A identidade umbandista é multifacetada, como a face da Divindade. Representar essa identidade com apenas um aspecto é reduzi-la, portanto, invisibilizá-la. A Teologia de Umbanda (ou melhor, as múltiplas teologias umbandistas) não pode se prestar a esse papel, ainda mais porque a religião nasce de processos de exclusão. Não bastasse ser contraditório a Espiritualidade não reconhecer a diversidade, seria “antiumbandista” propor uma unidade/unificação em vez da união, que se manifesta de múltiplas formas, inclusive pela colegialidade que une umbandistas em questões civis e legais, por exemplo. O respeito à diversidade não dificulta a identificação do que é Umbanda, pelo contrário, auxilia a compreensão do núcleo comum daquilo que caracteriza essa religião: a prática do bem, o respeito ao livre-arbítrio, à ancestralidade e à diversidade, a caridade (do assistencial ao estrutural), a ecologia vivenciada no cotidiano, a teologia pé-no-chão do terreiro e da vida, que não se encerra nos livros, mas deles também se utiliza.

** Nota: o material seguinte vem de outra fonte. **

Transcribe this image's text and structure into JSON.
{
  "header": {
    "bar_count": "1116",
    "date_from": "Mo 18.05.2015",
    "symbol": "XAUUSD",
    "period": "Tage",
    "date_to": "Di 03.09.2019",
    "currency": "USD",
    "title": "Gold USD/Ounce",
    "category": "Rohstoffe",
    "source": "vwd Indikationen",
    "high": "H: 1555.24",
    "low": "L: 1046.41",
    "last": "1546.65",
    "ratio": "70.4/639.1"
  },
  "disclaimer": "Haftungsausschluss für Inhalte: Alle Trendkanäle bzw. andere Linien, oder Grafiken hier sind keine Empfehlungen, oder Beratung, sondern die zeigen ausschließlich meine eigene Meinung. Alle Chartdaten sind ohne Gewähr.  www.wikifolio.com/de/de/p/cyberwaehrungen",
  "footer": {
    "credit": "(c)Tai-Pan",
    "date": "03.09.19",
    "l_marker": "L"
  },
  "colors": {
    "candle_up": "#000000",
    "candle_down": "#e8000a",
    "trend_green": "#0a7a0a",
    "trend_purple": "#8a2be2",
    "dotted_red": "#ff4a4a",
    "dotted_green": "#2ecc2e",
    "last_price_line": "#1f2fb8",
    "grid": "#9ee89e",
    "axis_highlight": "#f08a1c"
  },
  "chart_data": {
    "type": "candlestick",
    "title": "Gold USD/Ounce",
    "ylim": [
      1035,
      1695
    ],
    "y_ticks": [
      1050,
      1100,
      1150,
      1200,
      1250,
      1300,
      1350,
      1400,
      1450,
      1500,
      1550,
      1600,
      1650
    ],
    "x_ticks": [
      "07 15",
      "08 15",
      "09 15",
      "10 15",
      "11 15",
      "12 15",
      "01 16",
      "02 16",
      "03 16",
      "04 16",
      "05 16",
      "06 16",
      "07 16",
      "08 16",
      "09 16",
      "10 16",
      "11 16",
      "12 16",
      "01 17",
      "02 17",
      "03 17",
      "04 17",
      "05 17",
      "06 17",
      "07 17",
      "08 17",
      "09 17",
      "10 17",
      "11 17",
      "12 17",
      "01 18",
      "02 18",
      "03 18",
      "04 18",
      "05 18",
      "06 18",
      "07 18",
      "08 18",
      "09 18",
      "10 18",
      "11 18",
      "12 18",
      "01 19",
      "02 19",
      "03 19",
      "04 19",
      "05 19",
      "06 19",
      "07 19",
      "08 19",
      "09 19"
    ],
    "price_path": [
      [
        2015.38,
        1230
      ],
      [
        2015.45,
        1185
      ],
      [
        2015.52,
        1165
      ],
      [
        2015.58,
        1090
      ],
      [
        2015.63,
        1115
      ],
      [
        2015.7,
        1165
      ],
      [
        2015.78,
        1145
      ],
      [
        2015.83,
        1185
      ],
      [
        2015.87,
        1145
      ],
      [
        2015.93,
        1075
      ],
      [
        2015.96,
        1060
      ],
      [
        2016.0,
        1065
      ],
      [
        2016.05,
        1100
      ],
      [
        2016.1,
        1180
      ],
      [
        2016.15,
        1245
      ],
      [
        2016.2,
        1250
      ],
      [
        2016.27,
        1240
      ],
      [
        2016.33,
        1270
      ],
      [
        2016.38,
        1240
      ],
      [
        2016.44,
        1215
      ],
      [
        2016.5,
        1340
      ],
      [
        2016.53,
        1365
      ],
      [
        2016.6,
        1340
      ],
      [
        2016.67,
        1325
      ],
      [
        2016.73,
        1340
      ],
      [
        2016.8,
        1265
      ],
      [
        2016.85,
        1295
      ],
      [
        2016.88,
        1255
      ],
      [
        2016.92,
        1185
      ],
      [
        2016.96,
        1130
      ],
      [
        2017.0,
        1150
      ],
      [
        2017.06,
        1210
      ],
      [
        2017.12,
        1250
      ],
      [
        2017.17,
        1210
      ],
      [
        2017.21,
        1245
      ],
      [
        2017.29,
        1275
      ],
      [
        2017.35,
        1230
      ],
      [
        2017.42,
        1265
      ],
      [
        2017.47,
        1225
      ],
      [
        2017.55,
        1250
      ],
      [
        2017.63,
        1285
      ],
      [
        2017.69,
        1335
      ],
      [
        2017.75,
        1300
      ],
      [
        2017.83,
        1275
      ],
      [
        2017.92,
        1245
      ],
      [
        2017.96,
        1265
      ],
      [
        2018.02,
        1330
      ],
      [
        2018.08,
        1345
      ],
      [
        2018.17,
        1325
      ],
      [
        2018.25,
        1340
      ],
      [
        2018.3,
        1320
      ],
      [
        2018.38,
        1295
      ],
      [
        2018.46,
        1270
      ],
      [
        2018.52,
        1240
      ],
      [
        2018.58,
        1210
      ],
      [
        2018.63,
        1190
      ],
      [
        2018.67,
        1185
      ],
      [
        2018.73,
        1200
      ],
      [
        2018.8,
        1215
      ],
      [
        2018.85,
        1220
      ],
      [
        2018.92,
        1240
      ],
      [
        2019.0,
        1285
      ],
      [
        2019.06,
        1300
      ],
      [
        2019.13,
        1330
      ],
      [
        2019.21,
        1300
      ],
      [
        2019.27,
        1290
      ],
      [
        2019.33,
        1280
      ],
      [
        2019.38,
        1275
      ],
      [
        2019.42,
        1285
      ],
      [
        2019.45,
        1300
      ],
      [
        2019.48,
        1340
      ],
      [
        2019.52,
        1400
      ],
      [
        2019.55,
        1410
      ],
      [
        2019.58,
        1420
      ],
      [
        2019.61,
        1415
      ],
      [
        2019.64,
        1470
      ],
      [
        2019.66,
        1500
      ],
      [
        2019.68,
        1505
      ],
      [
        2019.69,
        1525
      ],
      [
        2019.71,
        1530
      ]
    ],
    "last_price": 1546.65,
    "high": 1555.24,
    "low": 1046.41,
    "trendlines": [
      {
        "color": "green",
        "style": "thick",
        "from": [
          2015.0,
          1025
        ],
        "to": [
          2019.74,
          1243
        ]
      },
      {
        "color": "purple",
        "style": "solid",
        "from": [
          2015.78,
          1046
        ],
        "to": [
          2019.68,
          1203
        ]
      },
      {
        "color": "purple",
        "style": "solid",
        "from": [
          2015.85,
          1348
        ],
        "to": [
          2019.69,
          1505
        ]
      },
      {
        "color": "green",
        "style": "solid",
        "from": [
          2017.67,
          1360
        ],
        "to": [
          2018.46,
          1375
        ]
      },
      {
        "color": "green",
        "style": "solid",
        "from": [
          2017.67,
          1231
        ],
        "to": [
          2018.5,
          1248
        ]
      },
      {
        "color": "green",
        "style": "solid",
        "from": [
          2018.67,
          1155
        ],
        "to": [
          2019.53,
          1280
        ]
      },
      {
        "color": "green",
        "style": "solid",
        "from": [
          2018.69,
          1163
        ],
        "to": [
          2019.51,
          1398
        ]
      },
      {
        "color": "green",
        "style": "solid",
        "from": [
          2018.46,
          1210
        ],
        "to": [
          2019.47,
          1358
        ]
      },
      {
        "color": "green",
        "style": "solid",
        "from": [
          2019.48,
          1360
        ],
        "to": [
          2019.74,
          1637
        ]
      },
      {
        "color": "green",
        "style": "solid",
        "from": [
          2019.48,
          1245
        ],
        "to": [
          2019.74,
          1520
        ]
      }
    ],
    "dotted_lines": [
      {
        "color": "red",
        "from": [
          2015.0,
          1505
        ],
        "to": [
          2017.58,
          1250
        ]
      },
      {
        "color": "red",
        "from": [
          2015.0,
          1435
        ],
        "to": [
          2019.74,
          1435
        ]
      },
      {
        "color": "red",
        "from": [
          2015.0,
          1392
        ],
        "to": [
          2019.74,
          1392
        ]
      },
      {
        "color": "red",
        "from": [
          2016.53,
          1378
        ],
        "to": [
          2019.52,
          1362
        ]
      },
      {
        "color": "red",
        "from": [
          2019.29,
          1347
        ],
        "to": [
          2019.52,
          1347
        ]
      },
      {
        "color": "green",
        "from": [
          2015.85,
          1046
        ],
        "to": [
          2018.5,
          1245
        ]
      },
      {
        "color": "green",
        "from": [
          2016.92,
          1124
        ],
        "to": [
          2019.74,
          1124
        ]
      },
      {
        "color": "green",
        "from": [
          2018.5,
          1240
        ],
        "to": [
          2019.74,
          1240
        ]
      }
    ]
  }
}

Fica a dica: antes de dizer “Isto não é Umbanda”, busque entender a fundo o que é Umbanda, viaje, dialogue, visite terreiros, leia, pesquise, argumente, contra-argumente, conheça o contraditório e, sobretudo, descalce os pés e o coração!
Saravá Umbanda! Axé!
Ademir Barbosa Junior
Ademir Barbosa Júnior (Pai Dermes de Xangô) é dirigente da Tenda de Umbanda Caboclo Jiboia e Zé Pelintra das Almas (Piracicaba – SP), fundada em 23/4/2015. É Doutorando em Comunicação pela UNIP (Bolsa PROSUP/CAPES) e Mestre em Literatura Brasileira pela USP, onde se graduou em Letras. Pós-graduado em Ciências da Religião pelo Instituto Prominas, é professor e terapeuta holístico. [+ informações de Ademir Barbosa Junior]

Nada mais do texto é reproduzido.